CVPR Technical Program Features Presentations on the Latest AI and Computer Vision Research for Healthcare, Robotics, Virtual Reality, Autonomous Vehicles, and Beyond

From pathology to human avatars, oral papers--top 3% of all papers--reveal advanced research results

LOS ALAMITOS, Calif., May 16, 2024 /PRNewswire/ -- Co-sponsored by the IEEE Computer Society (CS) and the Computer Vision Foundation (CVF), the 2024 Computer Vision and Pattern Recognition (CVPR) Conference is the preeminent event for research and development (R&D) in the hot topic areas of computer vision, artificial intelligence (AI), machine learning (ML), augmented, virtual and mixed reality (AR/VR/MR), deep learning, and related fields. Over the past decade, these areas have seen significant growth, and the emphasis on this sector by the science and engineering community has fueled an increasingly competitive technical program.

This year, the CVPR Program Committee received 11,532 paper submissions--a 26% increase over 2023--but only 2,719 were accepted, resulting in an acceptance rate of just 23.6%. Of those accepted papers, only 3.3% were slotted for oral presentations based on nominations from the area chairs and senior area chairs overseeing the program.

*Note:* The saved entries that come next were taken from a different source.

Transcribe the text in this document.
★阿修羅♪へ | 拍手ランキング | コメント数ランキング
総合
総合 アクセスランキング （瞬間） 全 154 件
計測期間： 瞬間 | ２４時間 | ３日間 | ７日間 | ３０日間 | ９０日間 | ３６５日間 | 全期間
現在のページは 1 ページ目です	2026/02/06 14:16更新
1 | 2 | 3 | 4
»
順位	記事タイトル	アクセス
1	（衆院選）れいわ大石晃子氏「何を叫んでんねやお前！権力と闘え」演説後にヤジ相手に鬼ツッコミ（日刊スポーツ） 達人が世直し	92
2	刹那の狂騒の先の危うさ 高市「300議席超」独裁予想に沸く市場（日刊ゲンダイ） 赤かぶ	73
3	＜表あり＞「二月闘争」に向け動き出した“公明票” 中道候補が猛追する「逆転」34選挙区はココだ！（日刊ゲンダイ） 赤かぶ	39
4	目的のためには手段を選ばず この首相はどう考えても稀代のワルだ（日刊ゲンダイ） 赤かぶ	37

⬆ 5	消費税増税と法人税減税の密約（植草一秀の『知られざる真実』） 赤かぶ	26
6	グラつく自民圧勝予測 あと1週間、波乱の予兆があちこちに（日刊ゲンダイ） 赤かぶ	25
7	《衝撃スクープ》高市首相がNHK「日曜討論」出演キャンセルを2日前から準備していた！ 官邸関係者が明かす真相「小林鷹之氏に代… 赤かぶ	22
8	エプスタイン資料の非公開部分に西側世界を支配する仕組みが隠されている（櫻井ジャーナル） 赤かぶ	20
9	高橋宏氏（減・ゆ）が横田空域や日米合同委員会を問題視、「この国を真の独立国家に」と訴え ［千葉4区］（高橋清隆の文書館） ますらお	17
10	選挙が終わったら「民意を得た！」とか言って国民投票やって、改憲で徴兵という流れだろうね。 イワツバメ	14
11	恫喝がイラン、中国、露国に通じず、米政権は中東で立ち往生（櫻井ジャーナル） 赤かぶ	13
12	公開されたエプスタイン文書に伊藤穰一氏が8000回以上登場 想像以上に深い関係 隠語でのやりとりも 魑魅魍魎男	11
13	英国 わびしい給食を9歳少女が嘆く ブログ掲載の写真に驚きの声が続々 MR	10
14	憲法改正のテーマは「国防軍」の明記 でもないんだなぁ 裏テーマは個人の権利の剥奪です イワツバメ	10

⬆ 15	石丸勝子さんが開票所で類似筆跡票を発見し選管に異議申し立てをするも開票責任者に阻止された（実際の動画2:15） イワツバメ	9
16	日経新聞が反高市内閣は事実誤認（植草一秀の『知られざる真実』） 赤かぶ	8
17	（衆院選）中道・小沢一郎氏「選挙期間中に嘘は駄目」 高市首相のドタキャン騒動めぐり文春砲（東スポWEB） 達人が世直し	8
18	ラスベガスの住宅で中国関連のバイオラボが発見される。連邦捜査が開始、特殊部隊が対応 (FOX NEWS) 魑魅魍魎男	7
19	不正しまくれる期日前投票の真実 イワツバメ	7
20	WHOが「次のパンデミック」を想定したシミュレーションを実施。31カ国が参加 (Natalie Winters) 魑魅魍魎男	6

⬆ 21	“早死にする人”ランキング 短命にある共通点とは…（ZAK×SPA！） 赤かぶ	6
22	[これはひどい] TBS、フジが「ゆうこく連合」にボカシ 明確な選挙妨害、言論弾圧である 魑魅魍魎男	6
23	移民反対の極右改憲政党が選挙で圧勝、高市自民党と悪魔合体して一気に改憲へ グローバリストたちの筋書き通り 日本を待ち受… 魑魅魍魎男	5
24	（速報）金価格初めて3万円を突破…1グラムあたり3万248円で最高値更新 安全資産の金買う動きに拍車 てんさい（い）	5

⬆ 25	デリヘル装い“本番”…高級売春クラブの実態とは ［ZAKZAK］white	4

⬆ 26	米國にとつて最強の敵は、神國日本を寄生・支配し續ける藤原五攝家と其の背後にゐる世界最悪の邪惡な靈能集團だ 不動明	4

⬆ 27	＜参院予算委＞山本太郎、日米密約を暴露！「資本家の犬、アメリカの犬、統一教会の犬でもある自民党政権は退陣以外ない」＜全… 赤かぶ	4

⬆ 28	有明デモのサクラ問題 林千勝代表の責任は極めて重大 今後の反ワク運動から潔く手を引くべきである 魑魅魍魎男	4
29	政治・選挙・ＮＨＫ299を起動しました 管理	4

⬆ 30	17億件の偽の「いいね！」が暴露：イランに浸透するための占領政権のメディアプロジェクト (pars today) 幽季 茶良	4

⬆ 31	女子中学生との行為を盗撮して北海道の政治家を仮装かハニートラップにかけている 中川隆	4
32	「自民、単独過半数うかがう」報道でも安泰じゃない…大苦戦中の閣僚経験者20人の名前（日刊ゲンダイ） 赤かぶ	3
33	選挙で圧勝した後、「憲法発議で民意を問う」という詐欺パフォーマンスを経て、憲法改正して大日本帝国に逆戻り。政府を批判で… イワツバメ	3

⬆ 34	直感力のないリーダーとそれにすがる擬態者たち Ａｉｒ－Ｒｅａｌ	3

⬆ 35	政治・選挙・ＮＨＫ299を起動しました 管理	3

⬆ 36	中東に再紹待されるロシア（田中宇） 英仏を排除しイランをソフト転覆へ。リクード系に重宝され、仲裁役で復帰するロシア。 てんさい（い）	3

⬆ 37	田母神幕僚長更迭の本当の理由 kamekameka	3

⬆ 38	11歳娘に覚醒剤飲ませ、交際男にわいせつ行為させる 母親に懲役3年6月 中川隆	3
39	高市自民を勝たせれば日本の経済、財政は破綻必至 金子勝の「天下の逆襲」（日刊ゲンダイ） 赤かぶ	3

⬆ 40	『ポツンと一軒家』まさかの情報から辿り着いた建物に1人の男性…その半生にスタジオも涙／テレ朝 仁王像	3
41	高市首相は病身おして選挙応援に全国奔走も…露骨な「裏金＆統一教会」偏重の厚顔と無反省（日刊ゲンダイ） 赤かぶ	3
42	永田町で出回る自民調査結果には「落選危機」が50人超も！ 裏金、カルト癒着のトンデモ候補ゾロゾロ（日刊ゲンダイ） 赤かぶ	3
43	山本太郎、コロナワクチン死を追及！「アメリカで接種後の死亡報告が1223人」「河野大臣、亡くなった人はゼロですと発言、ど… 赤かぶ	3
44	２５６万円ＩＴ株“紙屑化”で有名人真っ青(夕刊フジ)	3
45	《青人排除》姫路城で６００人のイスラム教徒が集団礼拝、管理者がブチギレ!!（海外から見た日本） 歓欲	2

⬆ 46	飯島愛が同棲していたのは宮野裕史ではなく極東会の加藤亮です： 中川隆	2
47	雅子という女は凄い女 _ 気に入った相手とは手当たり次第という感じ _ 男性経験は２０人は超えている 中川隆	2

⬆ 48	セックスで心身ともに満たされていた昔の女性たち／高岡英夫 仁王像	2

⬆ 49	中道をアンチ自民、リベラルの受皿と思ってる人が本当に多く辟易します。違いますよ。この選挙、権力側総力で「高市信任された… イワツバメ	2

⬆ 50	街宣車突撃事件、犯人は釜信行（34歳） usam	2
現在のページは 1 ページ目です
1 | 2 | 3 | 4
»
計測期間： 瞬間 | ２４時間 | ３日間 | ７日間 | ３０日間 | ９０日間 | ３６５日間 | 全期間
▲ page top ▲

"CVPR is not only the premiere conference in computer vision, but it's also among the highest-impact publication venues in all of science," said David Crandall, Professor of Computer Science at Indiana University, Bloomington, Ind., U.S.A., and CVPR 2024 Program Co-Chair. "Having one's paper accepted to CVPR is already a major achievement, and then having it selected as an oral presentation is a very rare honor that reflects its high quality and potential impact."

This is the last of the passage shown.